A obra de Robert Louis Stevenson, publicada no século XIX, Strange Case of Dr Jekyll and Mr Hyde, conhecida no Brasil como O médico e o monstro, relata a tentativa do médico, Dr. Jekyll, de separar o lado bom do lado mau do ser humano. Para tanto, ele elabora uma poção que o transforma no sombrio e violento Sr. Hyde. Já transformado em monstro, Sr. Hyde realiza diversas atrocidades, mas o Dr. Jekyll segue encobrindo a verdade. Alguns analistas interpretam, o que Stevenson descreve, como um caso de múltiplas personalidades, outros como transtorno bipolar, mas, nas palavras do próprio Dr. Jekyll, ele possuía uma “vida dupla”. Independentemente do correto termo técnico, a trama descreve a aberração social e moral representada pelo Sr. Hyde, cujo comportamento foge ao controle do médico, e confronta suas convicções morais.

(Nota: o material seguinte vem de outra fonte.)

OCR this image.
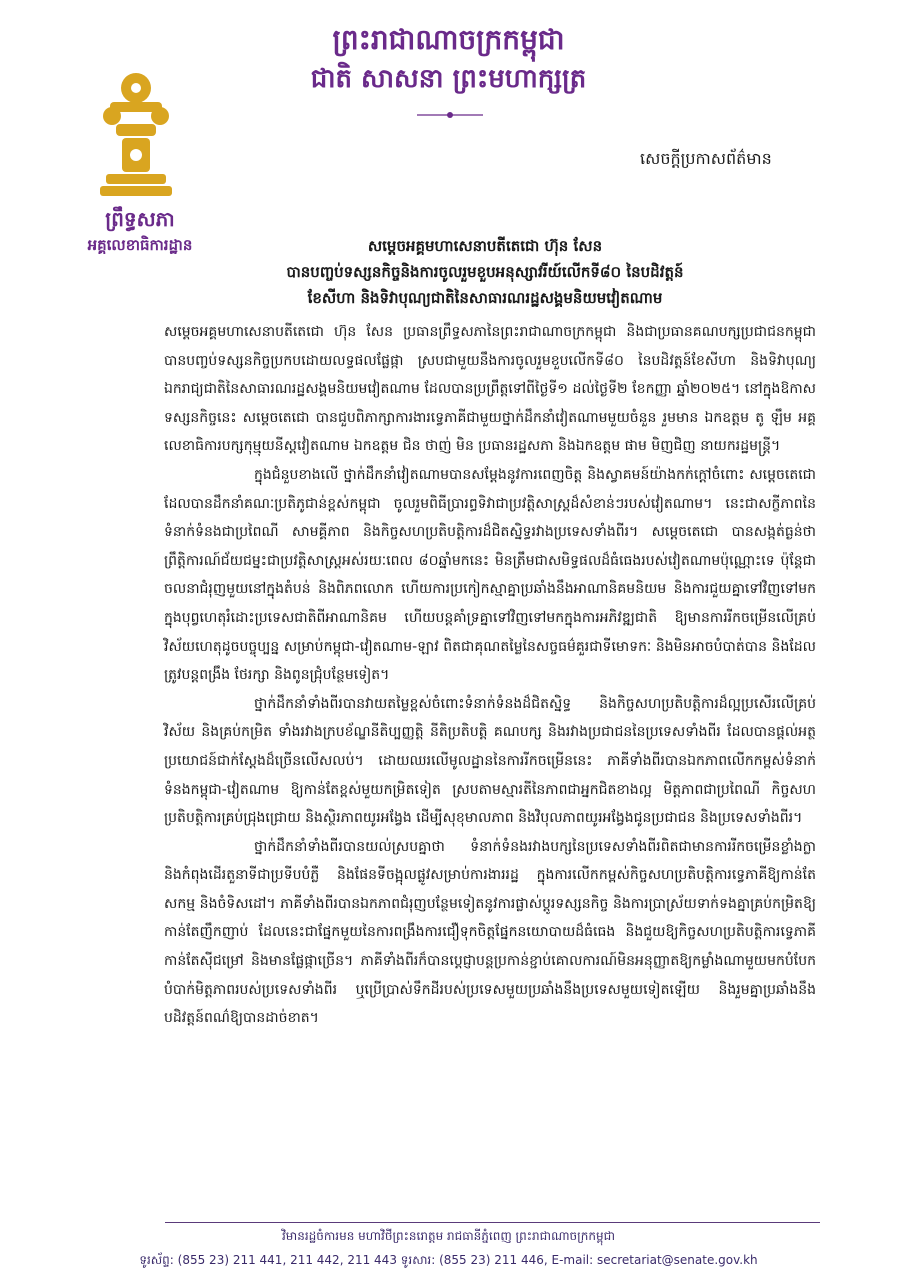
ព្រះរាជាណាចក្រកម្ពុជា
ជាតិ សាសនា ព្រះមហាក្សត្រ
ព្រឹទ្ធសភា
អគ្គលេខាធិការដ្ឋាន
សេចក្តីប្រកាសព័ត៌មាន
សម្តេចអគ្គមហាសេនាបតីតេជោ ហ៊ុន សែន
បានបញ្ចប់ទស្សនកិច្ចនិងការចូលរួមខួបអនុស្សាវរីយ៍លើកទី៨០ នៃបដិវត្តន៍
ខែសីហា និងទិវាបុណ្យជាតិនៃសាធារណរដ្ឋសង្គមនិយមវៀតណាម

សម្តេចអគ្គមហាសេនាបតីតេជោ ហ៊ុន សែន ប្រធានព្រឹទ្ធសភានៃព្រះរាជាណាចក្រកម្ពុជា និងជាប្រធានគណបក្សប្រជាជនកម្ពុជា បានបញ្ចប់ទស្សនកិច្ចប្រកបដោយលទ្ធផលផ្លែផ្កា ស្របជាមួយនឹងការចូលរួមខួបលើកទី៨០ នៃបដិវត្តន៍ខែសីហា និងទិវាបុណ្យឯករាជ្យជាតិនៃសាធារណរដ្ឋសង្គមនិយមវៀតណាម ដែលបានប្រព្រឹត្តទៅពីថ្ងៃទី១ ដល់ថ្ងៃទី២ ខែកញ្ញា ឆ្នាំ២០២៥។ នៅក្នុងឱកាសទស្សនកិច្ចនេះ សម្តេចតេជោ បានជួបពិភាក្សាការងារទ្វេភាគីជាមួយថ្នាក់ដឹកនាំវៀតណាមមួយចំនួន រួមមាន ឯកឧត្តម តូ ឡឹម អគ្គលេខាធិការបក្សកុម្មុយនីស្តវៀតណាម ឯកឧត្តម ជិន ថាញ់ មិន ប្រធានរដ្ឋសភា និងឯកឧត្តម ផាម មិញជិញ នាយករដ្ឋមន្ត្រី។

ក្នុងជំនួបខាងលើ ថ្នាក់ដឹកនាំវៀតណាមបានសម្តែងនូវការពេញចិត្ត និងស្វាគមន៍យ៉ាងកក់ក្តៅចំពោះ សម្តេចតេជោ ដែលបានដឹកនាំគណៈប្រតិភូជាន់ខ្ពស់កម្ពុជា ចូលរួមពិធីប្រារព្ធទិវាជាប្រវត្តិសាស្ត្រដ៏សំខាន់ៗរបស់វៀតណាម។ នេះជាសក្ខីភាពនៃទំនាក់ទំនងជាប្រពៃណី សាមគ្គីភាព និងកិច្ចសហប្រតិបត្តិការដ៏ជិតស្និទ្ធរវាងប្រទេសទាំងពីរ។ សម្តេចតេជោ បានសង្កត់ធ្ងន់ថា ព្រឹត្តិការណ៍ជ័យជម្នះជាប្រវត្តិសាស្ត្រអស់រយៈពេល ៨០ឆ្នាំមកនេះ មិនត្រឹមជាសមិទ្ធផលដ៏ធំធេងរបស់វៀតណាមប៉ុណ្ណោះទេ ប៉ុន្តែជាចលនាជំរុញមួយនៅក្នុងតំបន់ និងពិភពលោក ហើយការប្រកៀកស្មាគ្នាប្រឆាំងនឹងអាណានិគមនិយម និងការជួយគ្នាទៅវិញទៅមក ក្នុងបុព្វហេតុរំដោះប្រទេសជាតិពីអាណានិគម ហើយបន្តគាំទ្រគ្នាទៅវិញទៅមកក្នុងការអភិវឌ្ឍជាតិ ឱ្យមានការរីកចម្រើនលើគ្រប់វិស័យហេតុដូចបច្ចុប្បន្ន សម្រាប់កម្ពុជា-វៀតណាម-ឡាវ ពិតជាគុណតម្លៃនៃសច្ចធម៌គួរជាទីមោទកៈ និងមិនអាចបំបាត់បាន និងដែលត្រូវបន្តពង្រឹង ថែរក្សា និងពូនជ្រុំបន្ថែមទៀត។

ថ្នាក់ដឹកនាំទាំងពីរបានវាយតម្លៃខ្ពស់ចំពោះទំនាក់ទំនងដ៏ជិតស្និទ្ធ និងកិច្ចសហប្រតិបត្តិការដ៏ល្អប្រសើរលើគ្រប់វិស័យ និងគ្រប់កម្រិត ទាំងរវាងក្របខ័ណ្ឌនីតិប្បញ្ញត្តិ នីតិប្រតិបត្តិ គណបក្ស និងរវាងប្រជាជននៃប្រទេសទាំងពីរ ដែលបានផ្តល់អត្ថប្រយោជន៍ជាក់ស្តែងដ៏ច្រើនលើសលប់។ ដោយឈរលើមូលដ្ឋាននៃការរីកចម្រើននេះ ភាគីទាំងពីរបានឯកភាពលើកកម្ពស់ទំនាក់ទំនងកម្ពុជា-វៀតណាម ឱ្យកាន់តែខ្ពស់មួយកម្រិតទៀត ស្របតាមស្មារតីនៃភាពជាអ្នកជិតខាងល្អ មិត្តភាពជាប្រពៃណី កិច្ចសហប្រតិបត្តិការគ្រប់ជ្រុងជ្រោយ និងស្ថិរភាពយូរអង្វែង ដើម្បីសុខុមាលភាព និងវិបុលភាពយូរអង្វែងជូនប្រជាជន និងប្រទេសទាំងពីរ។

ថ្នាក់ដឹកនាំទាំងពីរបានយល់ស្របគ្នាថា ទំនាក់ទំនងរវាងបក្សនៃប្រទេសទាំងពីរពិតជាមានការរីកចម្រើនខ្លាំងក្លា និងកំពុងដើរតួនាទីជាប្រទីបបំភ្លឺ និងផែនទីចង្អុលផ្លូវសម្រាប់ការងាររដ្ឋ ក្នុងការលើកកម្ពស់កិច្ចសហប្រតិបត្តិការទ្វេភាគីឱ្យកាន់តែសកម្ម និងចំទិសដៅ។ ភាគីទាំងពីរបានឯកភាពជំរុញបន្ថែមទៀតនូវការផ្លាស់ប្តូរទស្សនកិច្ច និងការប្រាស្រ័យទាក់ទងគ្នាគ្រប់កម្រិតឱ្យកាន់តែញឹកញាប់ ដែលនេះជាផ្នែកមួយនៃការពង្រឹងការជឿទុកចិត្តផ្នែកនយោបាយដ៏ធំធេង និងជួយឱ្យកិច្ចសហប្រតិបត្តិការទ្វេភាគីកាន់តែស៊ីជម្រៅ និងមានផ្លែផ្កាច្រើន។ ភាគីទាំងពីរក៏បានប្តេជ្ញាបន្តប្រកាន់ខ្ជាប់គោលការណ៍មិនអនុញ្ញាតឱ្យកម្លាំងណាមួយមកបំបែកបំបាក់មិត្តភាពរបស់ប្រទេសទាំងពីរ ឬប្រើប្រាស់ទឹកដីរបស់ប្រទេសមួយប្រឆាំងនឹងប្រទេសមួយទៀតឡើយ និងរួមគ្នាប្រឆាំងនឹងបដិវត្តន៍ពណ៌ឱ្យបានដាច់ខាត។

វិមានរដ្ឋចំការមន មហាវិថីព្រះនរោត្តម រាជធានីភ្នំពេញ ព្រះរាជាណាចក្រកម្ពុជា
ទូរស័ព្ទ: (855 23) 211 441, 211 442, 211 443 ទូរសារ: (855 23) 211 446, E-mail: secretariat@senate.gov.kh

No mês de março, que agora chega ao fim, o governo do estado do Rio de Janeiro, incorporou o espírito de O médico e o monstro. No dia 22 de março, Dia Mundial da Água, conforme relatado na página da Secretaria de Estado do Ambiente e Sustentabilidade, o governador do estado “… abriu as agendas de mobilização, que colocam o Rio como um polo pelo desenvolvimento sustentável internacionalmente”. Na ocasião, o governador afirmou: “Com a Rio 2030, o Rio de Janeiro se coloca como um dos porta-vozes da Agenda 2030 da ONU. Elaboramos uma programação plural, onde as discussões sobre o tema vão nos ajudar a fortalecer as políticas públicas em âmbito estadual”.

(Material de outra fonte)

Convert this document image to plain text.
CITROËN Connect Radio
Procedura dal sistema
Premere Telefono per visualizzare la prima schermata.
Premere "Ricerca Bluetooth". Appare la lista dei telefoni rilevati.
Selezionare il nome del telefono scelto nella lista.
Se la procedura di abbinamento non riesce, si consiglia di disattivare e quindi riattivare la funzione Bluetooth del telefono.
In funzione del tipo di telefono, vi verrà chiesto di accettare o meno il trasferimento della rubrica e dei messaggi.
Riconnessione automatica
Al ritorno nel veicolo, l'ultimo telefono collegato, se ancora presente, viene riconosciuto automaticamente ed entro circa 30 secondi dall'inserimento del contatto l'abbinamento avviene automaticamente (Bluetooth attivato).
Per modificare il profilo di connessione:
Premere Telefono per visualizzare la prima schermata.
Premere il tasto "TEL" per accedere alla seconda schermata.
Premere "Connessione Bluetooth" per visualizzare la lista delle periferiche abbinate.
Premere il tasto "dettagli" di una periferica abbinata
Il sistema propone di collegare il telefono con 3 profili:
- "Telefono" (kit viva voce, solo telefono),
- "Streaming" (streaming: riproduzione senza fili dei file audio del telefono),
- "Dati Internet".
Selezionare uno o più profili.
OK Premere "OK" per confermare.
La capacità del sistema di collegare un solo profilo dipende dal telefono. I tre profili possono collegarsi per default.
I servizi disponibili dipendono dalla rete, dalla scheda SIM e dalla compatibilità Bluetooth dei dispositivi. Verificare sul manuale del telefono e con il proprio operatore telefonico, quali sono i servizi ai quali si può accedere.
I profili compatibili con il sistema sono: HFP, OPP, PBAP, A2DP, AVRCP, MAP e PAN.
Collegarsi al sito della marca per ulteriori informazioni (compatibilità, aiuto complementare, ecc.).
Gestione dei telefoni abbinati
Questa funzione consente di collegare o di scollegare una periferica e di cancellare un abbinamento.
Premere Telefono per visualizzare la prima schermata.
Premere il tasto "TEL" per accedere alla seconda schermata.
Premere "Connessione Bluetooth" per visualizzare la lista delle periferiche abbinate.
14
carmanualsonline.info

Todavia, na semana anterior, vinha a público a notícia de licenciamento, por parte do Instituto Estadual do Ambiente, vinculado à Secretaria de Estado do Ambiente e Sustentabilidade, para instalação de 36 torres de linha de transmissão de energia na baía de Sepetiba. O referido empreendimento faz parte de um projeto mais amplo, que inclui a instalação, no espelho d’água da baía de Sepetiba, de quatro termoelétricas flutuantes e uma unidade flutuante de armazenamento de GNL (gás natural liquefeito), além de operações de suprimento de GNL por navios transportadores.

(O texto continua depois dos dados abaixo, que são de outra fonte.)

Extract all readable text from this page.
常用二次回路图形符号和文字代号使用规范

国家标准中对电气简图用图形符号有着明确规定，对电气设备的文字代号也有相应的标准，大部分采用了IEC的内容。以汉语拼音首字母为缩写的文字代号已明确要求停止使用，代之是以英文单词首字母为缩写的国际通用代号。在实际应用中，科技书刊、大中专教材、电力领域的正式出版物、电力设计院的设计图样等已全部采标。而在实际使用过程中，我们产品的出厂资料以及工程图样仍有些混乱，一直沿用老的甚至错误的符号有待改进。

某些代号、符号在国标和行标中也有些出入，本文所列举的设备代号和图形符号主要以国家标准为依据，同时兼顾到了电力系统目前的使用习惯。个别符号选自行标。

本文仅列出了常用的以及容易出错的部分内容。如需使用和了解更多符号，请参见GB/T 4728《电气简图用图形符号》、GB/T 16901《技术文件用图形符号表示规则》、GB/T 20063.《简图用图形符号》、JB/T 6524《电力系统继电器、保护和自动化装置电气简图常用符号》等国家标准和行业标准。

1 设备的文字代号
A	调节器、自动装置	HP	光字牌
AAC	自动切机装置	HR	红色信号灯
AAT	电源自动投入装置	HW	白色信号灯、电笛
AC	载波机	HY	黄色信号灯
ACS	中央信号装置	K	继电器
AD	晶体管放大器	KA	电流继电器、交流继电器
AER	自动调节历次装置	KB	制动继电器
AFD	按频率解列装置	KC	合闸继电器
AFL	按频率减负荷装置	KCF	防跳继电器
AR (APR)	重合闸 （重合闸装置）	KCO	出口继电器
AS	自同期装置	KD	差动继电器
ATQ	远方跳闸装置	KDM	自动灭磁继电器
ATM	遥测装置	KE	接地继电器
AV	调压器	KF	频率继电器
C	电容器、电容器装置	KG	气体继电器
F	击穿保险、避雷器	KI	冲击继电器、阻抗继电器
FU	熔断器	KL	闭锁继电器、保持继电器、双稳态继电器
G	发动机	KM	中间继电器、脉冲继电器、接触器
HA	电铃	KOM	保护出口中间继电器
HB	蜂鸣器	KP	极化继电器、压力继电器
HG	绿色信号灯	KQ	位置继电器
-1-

A instalação desse complexo fere frontalmente diversos dos princípios dos Objetivos do Desenvolvimento Sustentável (ODS) da ONU, defendidos pelo governo do estado na cerimônia de 22 de março e coloca em risco o sistema socioambiental da baía de Sepetiba, classificado pelo Ministério do Meio Ambiente como de importância biológica extremamente alta, com grande variedade de ecossistemas e habitats, além de abrigar espécies ameaçadas de extinção, como o Boto-cinza e tartarugas-marinhas. Mas o pujante sistema da baía de Sepetiba extrapola a importância ecológica, possuindo extrema relevância social e econômica, através de atividades de pesca, turismo e lazer, que sustentam milhares de pessoas e representa parcela significativa da economia dos municípios de seu entorno.
Parece que as autoridades se recusam a entender (ou aceitar) que os ODS se pautam na justiça socioambiental e na manutenção da diversidade de usos e atributos que beneficiam, por conseguinte, uma diversidade de setores e cidadãos. Na contramão desse entendimento, a exemplo do Sr. Hyde (cujo nome faz parte de um jogo de palavras do autor, em referência a hide, que significa esconder, ocultar) da novela de Robert Stevenson, todo o processo de licenciamento do empreendimento estava sendo conduzido de forma acelerada, silenciosa. Soma-se a isso o agravante de não terem sido realizados estudos prévios de impacto ambiental e social, além do licenciamento ter sido fracionado.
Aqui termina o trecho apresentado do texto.